Et tu l'es tout autant. Parce que bien malgré toi, tu ne peux t'empêcher d'en vouloir à ceux qui sont revenus. Blessés, traumatisés, mutilés parfois.
Mais en vie.
Face à ceux auxquels tu prodigues des soins, tu parviens à oublier cette rancœur. De les voir souffrants suffit à réveiller toute ton empathie en éclipsant le reste. Ils sont des patients avant tout. Mais en d'autres moments, d'autres circonstances, tu ne peux simplement pas effacer ce sentiment amer qui te prend à la gorge. Et voir ainsi Thibaud devant toi... Tu sais qu'il n'est pas à blâmer. Il est bien des hommes en ce monde qui ont participé, chacun à leur niveau, à la mort de ton aîné mais lui n'y est pour rien.
Il n'y est pour rien.
Et pourtant, c'est plus fort que toi, tu lui en veux. Et ce ressentiment te rend d'autant plus nauséeuse que tu le sais profondément injuste.

Les doigts crispés autour de ton verre, tu avales une rapide gorgée d'eau. Tout en sachant qu'elle ne pourra pas chasser la bile qui envahit ton palais de son goût âcre. Rien ne le peut. Pas plus un quelconque liquide que les paroles douces - bien trop douces ! - de Thibaud. « Il voulait qu'on ait le choix... » Bien sur que tu sais pourquoi il tenait à ce foutu job. Tu es parfaitement consciente que sans lui, sans ce deuxième salaire chez vous, tu n'aurais jamais pu faire l'école d’infirmière.
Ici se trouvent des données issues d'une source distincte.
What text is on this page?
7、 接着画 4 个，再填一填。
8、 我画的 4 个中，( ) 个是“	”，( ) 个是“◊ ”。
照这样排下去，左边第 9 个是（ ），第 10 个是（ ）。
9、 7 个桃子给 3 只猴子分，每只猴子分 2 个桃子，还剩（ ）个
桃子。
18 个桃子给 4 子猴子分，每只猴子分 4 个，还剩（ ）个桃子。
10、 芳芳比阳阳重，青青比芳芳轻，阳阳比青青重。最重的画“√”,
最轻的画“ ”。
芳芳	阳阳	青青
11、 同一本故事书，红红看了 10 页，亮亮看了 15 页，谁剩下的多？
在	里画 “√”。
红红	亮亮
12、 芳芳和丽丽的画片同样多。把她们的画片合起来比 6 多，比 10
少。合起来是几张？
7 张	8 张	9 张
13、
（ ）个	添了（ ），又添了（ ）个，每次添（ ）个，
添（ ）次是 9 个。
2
Et peut-être que Thomas n'aurait pas pu rejoindre le séminaire non plus. Mais chaque fois que vous lui suggériez d'arrêter quand même, que vous assuriez que vous pouviez vous débrouiller, il se contentait de rire, de ce rire chaud et rassurant, et de dire que toutes les plantes du monde ne faneraient pas d'ici un an ou deux. Qu'il serait bien temps de chercher un poste de jardinier d'ici là. C'était vrai, après tout. Qu'était-ce qu'un an à attendre ? Ou deux ?
C'était le temps pour la guerre d'éclater et de débouler dans vos vies pour tout y ravager. Espoirs et rêves en vrac.

Ces souvenirs déposent un poids douloureux sur ta poitrine, bloquent ta respiration. Tu étouffes de repenser à ces moments, à cette confiance en l'avenir que vous aviez tous, autant que vous étiez. A cette présence rassurante, fauchée un matin de mars 1940 par les balles allemandes.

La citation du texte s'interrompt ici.